Monday, February 13, 2012

Diario di un prof: un italiano in terra Anglo-Gaelo-Sassone

Sulla falsa riga di un blog ospitato nel sito di China Files (The Leftover of the day), riporto qui a libera frequenza le mie personali e quotidiane (dis)avventure nel dipartimento di studi orientali di un’università irlandese. Questi sono i racconti delle giornate di un docente italiano di cultura e società cinese alla University College Cork.

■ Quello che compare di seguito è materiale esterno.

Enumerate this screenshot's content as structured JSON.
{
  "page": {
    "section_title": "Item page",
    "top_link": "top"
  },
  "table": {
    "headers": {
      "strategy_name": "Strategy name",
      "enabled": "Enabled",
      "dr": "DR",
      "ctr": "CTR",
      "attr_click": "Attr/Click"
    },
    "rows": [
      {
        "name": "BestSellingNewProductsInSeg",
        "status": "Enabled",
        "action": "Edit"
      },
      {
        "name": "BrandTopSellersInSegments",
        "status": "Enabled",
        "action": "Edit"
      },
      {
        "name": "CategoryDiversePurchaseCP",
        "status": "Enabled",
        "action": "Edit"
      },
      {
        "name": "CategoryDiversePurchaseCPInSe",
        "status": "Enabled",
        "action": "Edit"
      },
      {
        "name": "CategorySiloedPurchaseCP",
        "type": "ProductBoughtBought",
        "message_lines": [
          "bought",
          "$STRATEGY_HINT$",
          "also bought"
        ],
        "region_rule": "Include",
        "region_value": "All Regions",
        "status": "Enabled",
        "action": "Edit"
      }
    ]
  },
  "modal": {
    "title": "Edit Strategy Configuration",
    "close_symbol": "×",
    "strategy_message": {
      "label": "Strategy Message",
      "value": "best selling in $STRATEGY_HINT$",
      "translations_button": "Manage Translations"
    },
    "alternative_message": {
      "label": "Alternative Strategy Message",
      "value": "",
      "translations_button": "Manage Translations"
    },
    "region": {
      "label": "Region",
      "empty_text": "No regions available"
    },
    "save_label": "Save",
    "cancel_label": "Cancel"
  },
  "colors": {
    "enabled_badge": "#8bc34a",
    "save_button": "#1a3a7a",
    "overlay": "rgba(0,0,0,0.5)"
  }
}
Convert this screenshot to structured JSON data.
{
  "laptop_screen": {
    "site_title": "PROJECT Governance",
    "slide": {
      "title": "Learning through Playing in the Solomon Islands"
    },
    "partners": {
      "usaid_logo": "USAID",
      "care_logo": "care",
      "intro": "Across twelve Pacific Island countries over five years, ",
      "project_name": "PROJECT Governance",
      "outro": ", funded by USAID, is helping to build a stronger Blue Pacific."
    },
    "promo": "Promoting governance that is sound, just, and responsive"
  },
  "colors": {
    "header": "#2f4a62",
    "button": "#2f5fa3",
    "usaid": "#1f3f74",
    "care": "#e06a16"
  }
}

Si sa, non è facile fare l’italiano all’estero. Se prima non era da andarne fieri, dopo quindici anni di Berlusconismo c’è solo da vergognarsi di essere nati nello Stivale. Qualche tempo fa su feisbuc girava il divertente messaggio:

“Di dove sei?”
“Roma”.
“Romania?”.
“No, Roma: Colosseo, spaghetti, Italia”.
“Ah, Berlusconi!”.
“No, no! Romania!”.

Sì, è un po’ così. Poi personalmente trovo non proprio facilissimo fare lezione in lingua inglese. Me la cavo, ma certo l’accento pesante resta e qualche parola me la invento americanizzando un latinismo. Chissà quante risate si fanno gli studenti!

Per fortuna noi italiani abbiamo il “body language”, il linguaggio dei gesti: quel muovere costante ed ininterrotto mano, braccia, spalle ed espressioni facciali che lasciano di stucco lo straniero sprovveduto. Quasi come un mimo ad alta velocità, sembriamo dei prestigiatori, ipnotizziamo la vittima con un sorriso in bocca. Europei e americani se ne accorgono e ci sfottono anche per questo. È tutto uno sfottere.

Gira quella battuta da umorismo inglese “Vuoi far star zitto un italiano? Basta legargli i polsi dietro la schiena! Ahahahaha!”. Proprio da cagarsi dalle risate.

Ma vuoi mettere? Hai mai visto un italiano provarci con una studentessa francese o giapponese? Un’altra marcia proprio. Ipnotizzata all’istante. A confronto un irlandese sta ancora al bancone a riempirsi di Guinness per trovare il coraggio di lanciarsi.

Come diceva il grande De Curtis, “Hai aperto la parente? Chiudila!”.